After developing new standards for performance evaluations, the department began creating detailed task analyses for job duties in the Contact Center.

“A task analysis states a general job duty or area of responsibility then breaks it down into smaller units,” Morton said. “The smaller units give employees the opportunity to demonstrate proficiency in each one.”

A general overview of a job’s task tells what the job is, but not how to accomplish it. By constructing a detailed analysis of each function, the Contact Center sought to offer its employees a higher rate of success in each responsibility.

“We have lots of job aids available so it’s really comforting to know that if I don’t know something, I know where to get the information I’m looking for,” said Clare Cunningham, an office specialist at the Contact Center. “For new employees, it’s invaluable to have that information in front of you. It’s also a good reminder for staff who’ve been doing this for a really long time.”

Another way the department has increased employee satisfaction is by sharing the positive feedback it receives from customers. Employees regularly receive copies of the positive emails customers send to the department, along with recognition from supervisors.

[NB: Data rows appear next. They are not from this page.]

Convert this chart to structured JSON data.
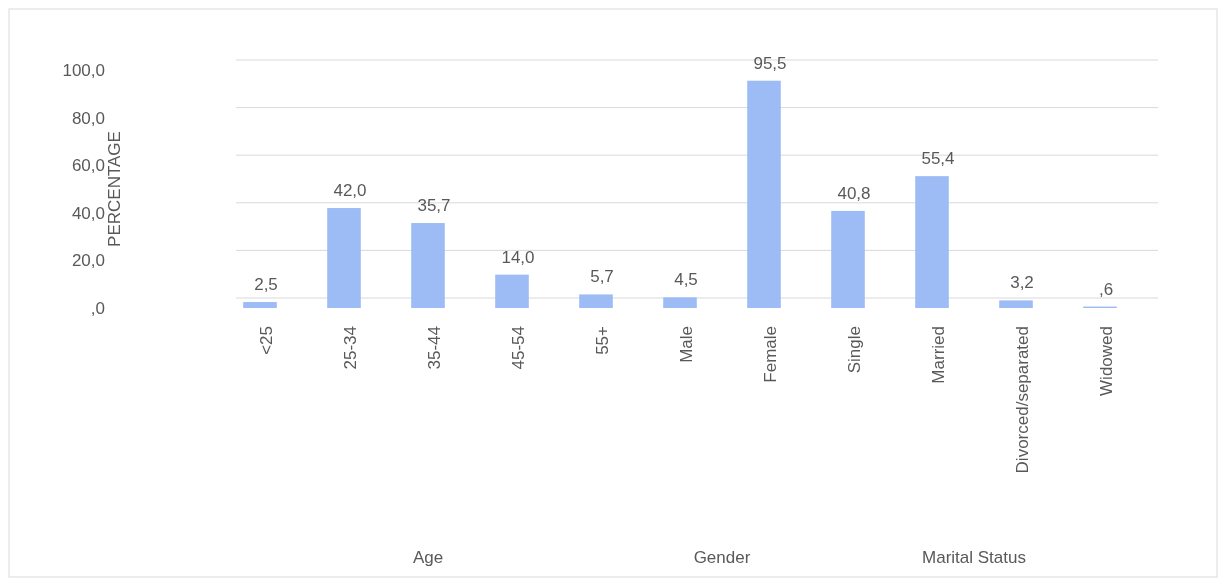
{
  "chart_data": {
    "type": "bar",
    "ylabel": "PERCENTAGE",
    "categories": [
      "<25",
      "25-34",
      "35-44",
      "45-54",
      "55+",
      "Male",
      "Female",
      "Single",
      "Married",
      "Divorced/separated",
      "Widowed"
    ],
    "values": [
      2.5,
      42.0,
      35.7,
      14.0,
      5.7,
      4.5,
      95.5,
      40.8,
      55.4,
      3.2,
      0.6
    ],
    "value_labels": [
      "2,5",
      "42,0",
      "35,7",
      "14,0",
      "5,7",
      "4,5",
      "95,5",
      "40,8",
      "55,4",
      "3,2",
      null
    ],
    "color": "#9dbcf5",
    "ylim": [
      0,
      100
    ],
    "yticks": [
      {
        "value": 0,
        "label": ",0"
      },
      {
        "value": 20,
        "label": "20,0"
      },
      {
        "value": 40,
        "label": "40,0"
      },
      {
        "value": 60,
        "label": "60,0"
      },
      {
        "value": 80,
        "label": "80,0"
      },
      {
        "value": 100,
        "label": "100,0"
      }
    ],
    "grid": "y",
    "annotations": [
      "Age",
      "Gender",
      "Marital Status",
      {
        "text": ",6",
        "x": "Widowed",
        "y": 0.6
      }
    ]
  }
}
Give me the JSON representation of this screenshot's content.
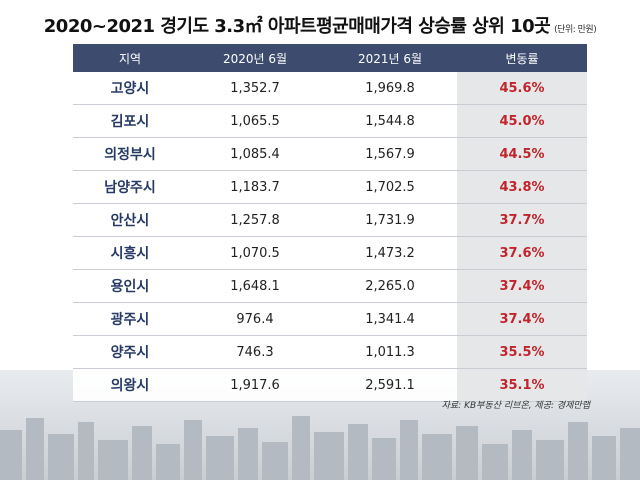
{
  "title": "2020~2021 경기도 3.3㎡ 아파트평균매매가격 상승률 상위 10곳",
  "unit": "(단위: 만원)",
  "source": "자료: KB부동산 리브온, 제공: 경제만랩",
  "colors": {
    "header_bg": "#3c4b6e",
    "region_text": "#263a66",
    "rate_text": "#c0252c",
    "rate_bg": "#e6e7e9"
  },
  "chart_data": {
    "type": "table",
    "title": "2020~2021 경기도 3.3㎡ 아파트평균매매가격 상승률 상위 10곳",
    "columns": [
      "지역",
      "2020년 6월",
      "2021년 6월",
      "변동률"
    ],
    "rows": [
      [
        "고양시",
        "1,352.7",
        "1,969.8",
        "45.6%"
      ],
      [
        "김포시",
        "1,065.5",
        "1,544.8",
        "45.0%"
      ],
      [
        "의정부시",
        "1,085.4",
        "1,567.9",
        "44.5%"
      ],
      [
        "남양주시",
        "1,183.7",
        "1,702.5",
        "43.8%"
      ],
      [
        "안산시",
        "1,257.8",
        "1,731.9",
        "37.7%"
      ],
      [
        "시흥시",
        "1,070.5",
        "1,473.2",
        "37.6%"
      ],
      [
        "용인시",
        "1,648.1",
        "2,265.0",
        "37.4%"
      ],
      [
        "광주시",
        "976.4",
        "1,341.4",
        "37.4%"
      ],
      [
        "양주시",
        "746.3",
        "1,011.3",
        "35.5%"
      ],
      [
        "의왕시",
        "1,917.6",
        "2,591.1",
        "35.1%"
      ]
    ]
  }
}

“We automatically receive helpful and positive feedback when we do a good job,” Cunningham said. “Customer feedback also gets shared with everyone in the department. When we do well, we’re immediately given credit and praise for that.”

Those involved said they believe the Connecting Values and Performance Program has successfully improved customer service and satisfaction. Morton also said the department has fewer job vacancies due to job dissatisfaction than in the past. Because the Contact Center’s program has been so successful, managers and supervisors from other departments have been contacting Seward for advice.

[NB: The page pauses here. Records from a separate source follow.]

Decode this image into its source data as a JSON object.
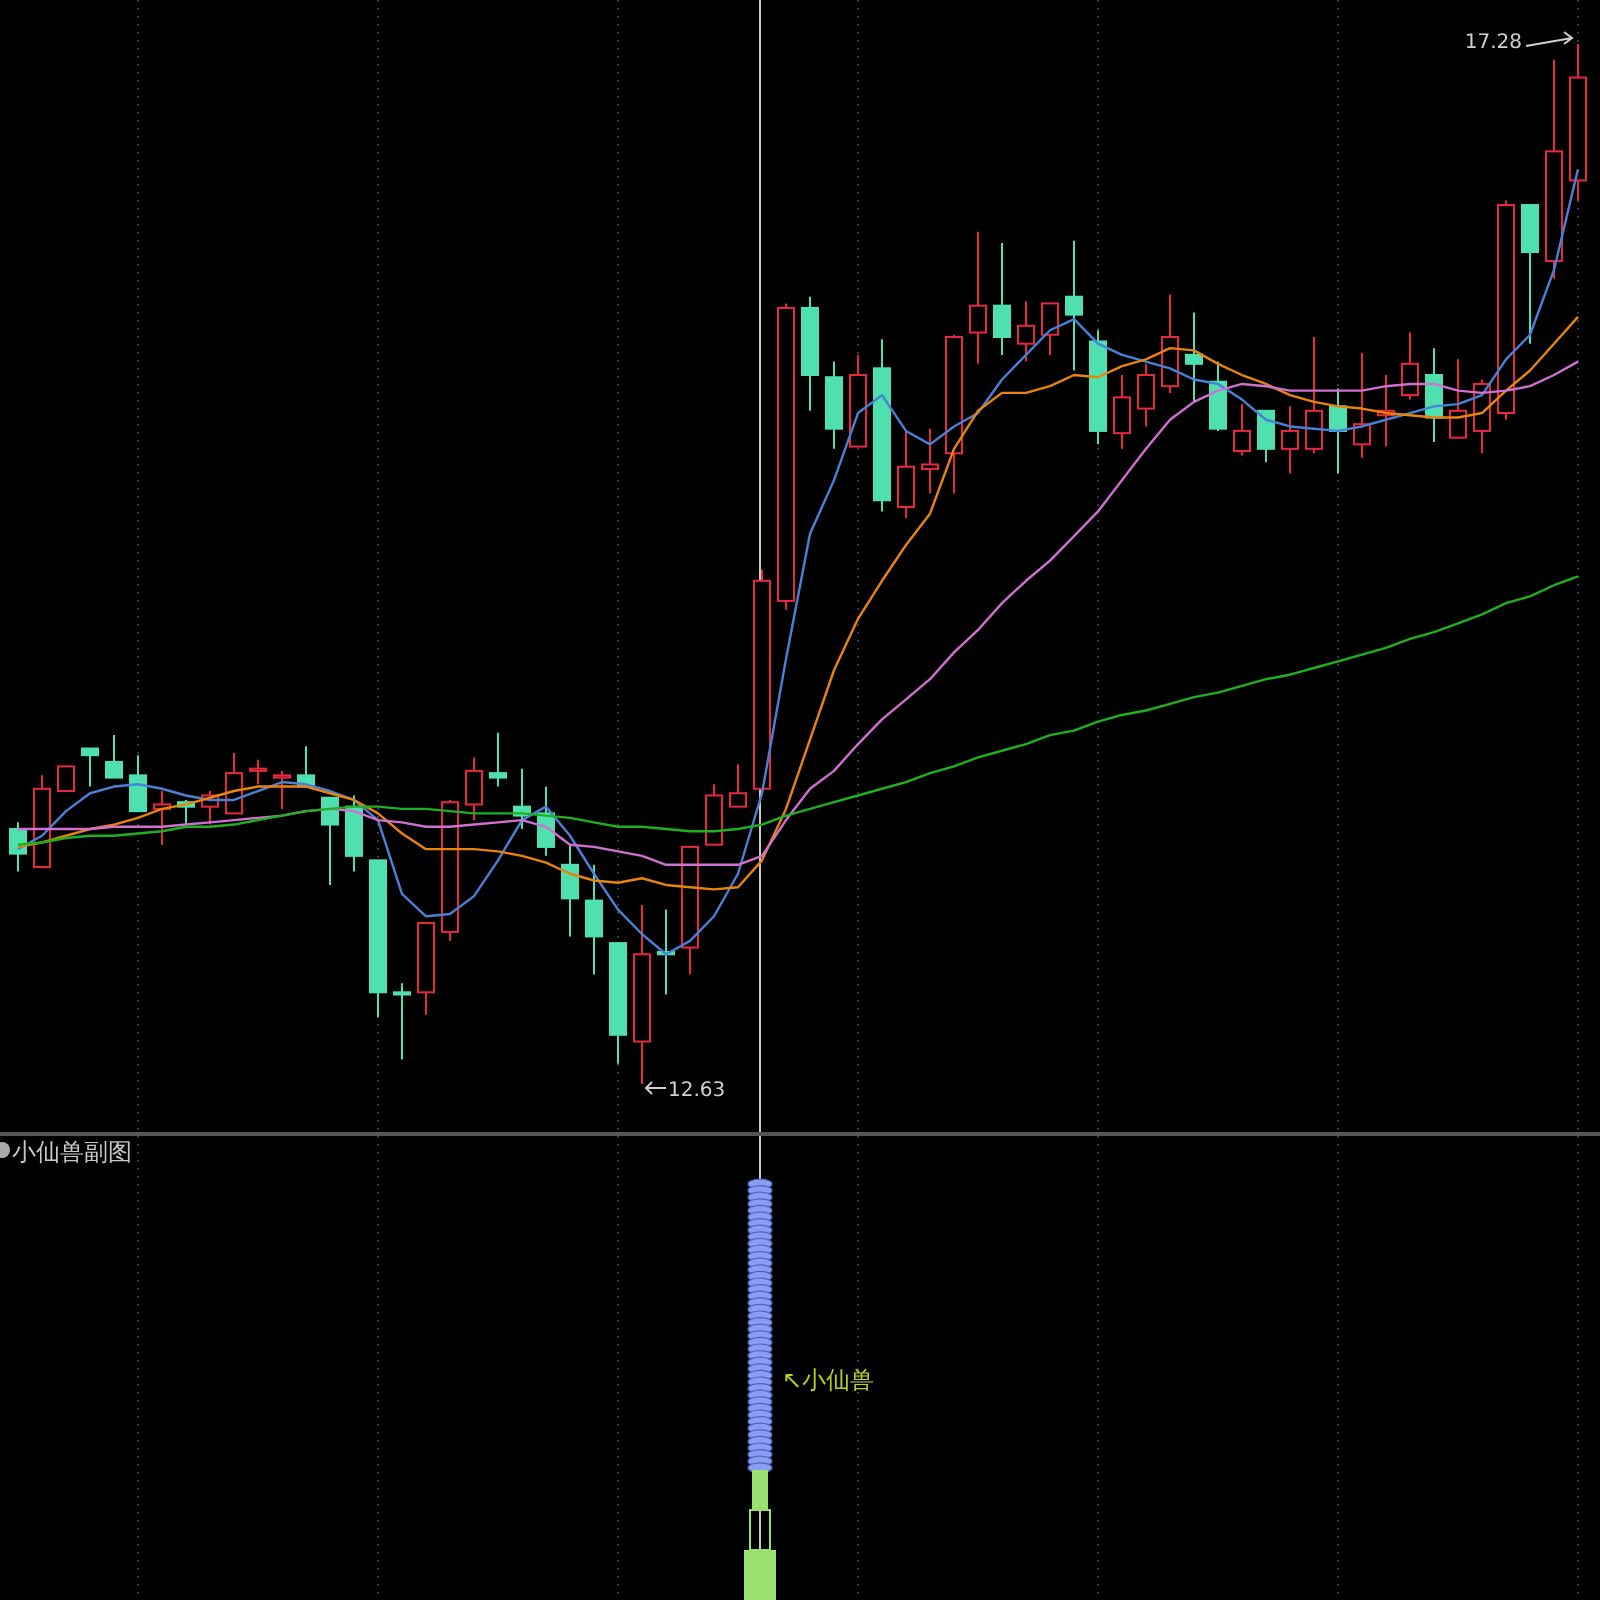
{
  "chart_data": {
    "type": "candlestick",
    "categories": [
      null,
      null,
      null,
      null,
      null,
      null,
      null,
      null,
      null,
      null,
      null,
      null,
      null,
      null,
      null,
      null,
      null,
      null,
      null,
      null,
      null,
      null,
      null,
      null,
      null,
      null,
      null,
      null,
      null,
      null,
      null,
      null,
      null,
      null,
      null,
      null,
      null,
      null,
      null,
      null,
      null,
      null,
      null,
      null,
      null,
      null,
      null,
      null,
      null,
      null,
      null,
      null,
      null,
      null,
      null,
      null,
      null,
      null,
      null,
      null,
      null,
      null,
      null,
      null,
      null,
      null
    ],
    "ohlc": [
      [
        13.77,
        13.8,
        13.58,
        13.66
      ],
      [
        13.6,
        14.01,
        13.6,
        13.95
      ],
      [
        13.94,
        14.05,
        13.94,
        14.05
      ],
      [
        14.13,
        14.13,
        13.96,
        14.1
      ],
      [
        14.07,
        14.19,
        14.0,
        14.0
      ],
      [
        14.01,
        14.1,
        13.85,
        13.85
      ],
      [
        13.86,
        13.94,
        13.7,
        13.88
      ],
      [
        13.89,
        13.9,
        13.79,
        13.87
      ],
      [
        13.87,
        13.94,
        13.79,
        13.92
      ],
      [
        13.84,
        14.11,
        13.84,
        14.02
      ],
      [
        14.03,
        14.08,
        13.97,
        14.04
      ],
      [
        14.0,
        14.03,
        13.86,
        14.01
      ],
      [
        14.01,
        14.14,
        13.96,
        13.96
      ],
      [
        13.91,
        13.91,
        13.52,
        13.79
      ],
      [
        13.87,
        13.92,
        13.58,
        13.65
      ],
      [
        13.63,
        13.63,
        12.93,
        13.04
      ],
      [
        13.04,
        13.08,
        12.74,
        13.03
      ],
      [
        13.04,
        13.35,
        12.94,
        13.35
      ],
      [
        13.31,
        13.9,
        13.27,
        13.89
      ],
      [
        13.88,
        14.09,
        13.81,
        14.03
      ],
      [
        14.02,
        14.2,
        13.96,
        14.0
      ],
      [
        13.87,
        14.04,
        13.77,
        13.83
      ],
      [
        13.84,
        13.96,
        13.65,
        13.69
      ],
      [
        13.61,
        13.7,
        13.29,
        13.46
      ],
      [
        13.45,
        13.61,
        13.12,
        13.29
      ],
      [
        13.26,
        13.26,
        12.72,
        12.85
      ],
      [
        12.82,
        13.43,
        12.63,
        13.21
      ],
      [
        13.22,
        13.41,
        13.03,
        13.21
      ],
      [
        13.24,
        13.69,
        13.12,
        13.69
      ],
      [
        13.7,
        13.97,
        13.7,
        13.92
      ],
      [
        13.87,
        14.06,
        13.87,
        13.93
      ],
      [
        13.95,
        14.93,
        13.94,
        14.88
      ],
      [
        14.79,
        16.12,
        14.75,
        16.1
      ],
      [
        16.1,
        16.15,
        15.64,
        15.8
      ],
      [
        15.79,
        15.86,
        15.47,
        15.56
      ],
      [
        15.48,
        15.89,
        15.48,
        15.8
      ],
      [
        15.83,
        15.96,
        15.19,
        15.24
      ],
      [
        15.21,
        15.55,
        15.16,
        15.39
      ],
      [
        15.38,
        15.56,
        15.27,
        15.4
      ],
      [
        15.45,
        15.98,
        15.27,
        15.97
      ],
      [
        15.99,
        16.44,
        15.85,
        16.11
      ],
      [
        16.11,
        16.39,
        15.89,
        15.97
      ],
      [
        15.94,
        16.13,
        15.86,
        16.02
      ],
      [
        15.98,
        16.12,
        15.89,
        16.12
      ],
      [
        16.15,
        16.4,
        15.82,
        16.07
      ],
      [
        15.95,
        16.0,
        15.49,
        15.55
      ],
      [
        15.54,
        15.8,
        15.47,
        15.7
      ],
      [
        15.65,
        15.85,
        15.57,
        15.8
      ],
      [
        15.75,
        16.16,
        15.72,
        15.97
      ],
      [
        15.89,
        16.08,
        15.68,
        15.85
      ],
      [
        15.77,
        15.86,
        15.55,
        15.56
      ],
      [
        15.46,
        15.67,
        15.44,
        15.55
      ],
      [
        15.64,
        15.64,
        15.41,
        15.47
      ],
      [
        15.47,
        15.66,
        15.36,
        15.55
      ],
      [
        15.47,
        15.97,
        15.45,
        15.64
      ],
      [
        15.66,
        15.74,
        15.36,
        15.55
      ],
      [
        15.49,
        15.9,
        15.43,
        15.58
      ],
      [
        15.62,
        15.8,
        15.48,
        15.64
      ],
      [
        15.71,
        15.99,
        15.69,
        15.85
      ],
      [
        15.8,
        15.92,
        15.5,
        15.61
      ],
      [
        15.52,
        15.87,
        15.52,
        15.64
      ],
      [
        15.55,
        15.78,
        15.45,
        15.76
      ],
      [
        15.63,
        16.58,
        15.6,
        16.56
      ],
      [
        16.56,
        16.56,
        15.94,
        16.35
      ],
      [
        16.31,
        17.21,
        16.23,
        16.8
      ],
      [
        16.67,
        17.28,
        16.58,
        17.13
      ]
    ],
    "colors": [
      "#4fe0b0",
      "#e8283c",
      "#e8283c",
      "#4fe0b0",
      "#4fe0b0",
      "#4fe0b0",
      "#e8283c",
      "#4fe0b0",
      "#e8283c",
      "#e8283c",
      "#e8283c",
      "#e8283c",
      "#4fe0b0",
      "#4fe0b0",
      "#4fe0b0",
      "#4fe0b0",
      "#4fe0b0",
      "#e8283c",
      "#e8283c",
      "#e8283c",
      "#4fe0b0",
      "#4fe0b0",
      "#4fe0b0",
      "#4fe0b0",
      "#4fe0b0",
      "#4fe0b0",
      "#e8283c",
      "#4fe0b0",
      "#e8283c",
      "#e8283c",
      "#e8283c",
      "#e8283c",
      "#e8283c",
      "#4fe0b0",
      "#4fe0b0",
      "#e8283c",
      "#4fe0b0",
      "#e8283c",
      "#e8283c",
      "#e8283c",
      "#e8283c",
      "#4fe0b0",
      "#e8283c",
      "#e8283c",
      "#4fe0b0",
      "#4fe0b0",
      "#e8283c",
      "#e8283c",
      "#e8283c",
      "#4fe0b0",
      "#4fe0b0",
      "#e8283c",
      "#4fe0b0",
      "#e8283c",
      "#e8283c",
      "#4fe0b0",
      "#e8283c",
      "#e8283c",
      "#e8283c",
      "#4fe0b0",
      "#e8283c",
      "#e8283c",
      "#e8283c",
      "#4fe0b0",
      "#e8283c",
      "#e8283c"
    ],
    "series": [
      {
        "type": "line",
        "color": "#4a80d8",
        "values": [
          13.68,
          13.74,
          13.85,
          13.93,
          13.96,
          13.97,
          13.95,
          13.92,
          13.9,
          13.9,
          13.94,
          13.98,
          13.97,
          13.94,
          13.9,
          13.81,
          13.48,
          13.38,
          13.39,
          13.47,
          13.63,
          13.81,
          13.87,
          13.74,
          13.57,
          13.41,
          13.3,
          13.21,
          13.27,
          13.38,
          13.57,
          13.93,
          14.53,
          15.09,
          15.33,
          15.63,
          15.71,
          15.55,
          15.49,
          15.57,
          15.63,
          15.78,
          15.89,
          16.0,
          16.05,
          15.94,
          15.89,
          15.86,
          15.83,
          15.78,
          15.76,
          15.69,
          15.6,
          15.57,
          15.56,
          15.55,
          15.57,
          15.6,
          15.63,
          15.66,
          15.67,
          15.71,
          15.87,
          15.98,
          16.27,
          16.72
        ]
      },
      {
        "type": "line",
        "color": "#e8840c",
        "values": [
          13.69,
          13.71,
          13.74,
          13.77,
          13.79,
          13.82,
          13.86,
          13.88,
          13.91,
          13.94,
          13.96,
          13.96,
          13.96,
          13.93,
          13.9,
          13.84,
          13.75,
          13.68,
          13.68,
          13.68,
          13.67,
          13.65,
          13.62,
          13.57,
          13.54,
          13.53,
          13.55,
          13.52,
          13.51,
          13.5,
          13.51,
          13.63,
          13.86,
          14.17,
          14.48,
          14.71,
          14.88,
          15.04,
          15.18,
          15.47,
          15.64,
          15.72,
          15.72,
          15.75,
          15.8,
          15.79,
          15.84,
          15.87,
          15.92,
          15.91,
          15.85,
          15.8,
          15.76,
          15.71,
          15.68,
          15.66,
          15.65,
          15.63,
          15.62,
          15.61,
          15.61,
          15.63,
          15.73,
          15.82,
          15.94,
          16.06
        ]
      },
      {
        "type": "line",
        "color": "#d070d0",
        "values": [
          13.77,
          13.77,
          13.77,
          13.77,
          13.78,
          13.78,
          13.78,
          13.79,
          13.8,
          13.81,
          13.82,
          13.83,
          13.85,
          13.86,
          13.85,
          13.81,
          13.8,
          13.78,
          13.78,
          13.79,
          13.8,
          13.81,
          13.78,
          13.7,
          13.69,
          13.67,
          13.65,
          13.61,
          13.61,
          13.61,
          13.61,
          13.65,
          13.81,
          13.95,
          14.03,
          14.15,
          14.26,
          14.35,
          14.44,
          14.56,
          14.66,
          14.78,
          14.88,
          14.97,
          15.08,
          15.19,
          15.33,
          15.47,
          15.6,
          15.68,
          15.73,
          15.76,
          15.75,
          15.73,
          15.73,
          15.73,
          15.73,
          15.75,
          15.76,
          15.76,
          15.73,
          15.72,
          15.73,
          15.75,
          15.8,
          15.86
        ]
      },
      {
        "type": "line",
        "color": "#1fb01f",
        "values": [
          13.7,
          13.71,
          13.73,
          13.74,
          13.74,
          13.75,
          13.76,
          13.78,
          13.78,
          13.79,
          13.81,
          13.83,
          13.85,
          13.86,
          13.87,
          13.87,
          13.86,
          13.86,
          13.85,
          13.84,
          13.84,
          13.84,
          13.83,
          13.82,
          13.8,
          13.78,
          13.78,
          13.77,
          13.76,
          13.76,
          13.77,
          13.79,
          13.83,
          13.86,
          13.89,
          13.92,
          13.95,
          13.98,
          14.02,
          14.05,
          14.09,
          14.12,
          14.15,
          14.19,
          14.21,
          14.25,
          14.28,
          14.3,
          14.33,
          14.36,
          14.38,
          14.41,
          14.44,
          14.46,
          14.49,
          14.52,
          14.55,
          14.58,
          14.62,
          14.65,
          14.69,
          14.73,
          14.78,
          14.81,
          14.86,
          14.9
        ]
      }
    ],
    "annotations": [
      "17.28",
      "12.63",
      "小仙兽副图",
      "↖小仙兽"
    ],
    "grid": "x"
  }
}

“We’ve worked with several other departments who’ve seen our work and have developed other models for customer relationships,” Seward said. “They’re implementing very similar strategies for call flow and feedback.”

Assessor-Collector Spears insists the success of the program lies in giving supervisors the freedom to come up with new ideas. “This program has grown out of a need to keep improving the way we serve our customers,” Spears said. “The division manager is very creative so we’re able to make this kind of change because all our managers are free to be creative and come up with solutions to any problem they may have.”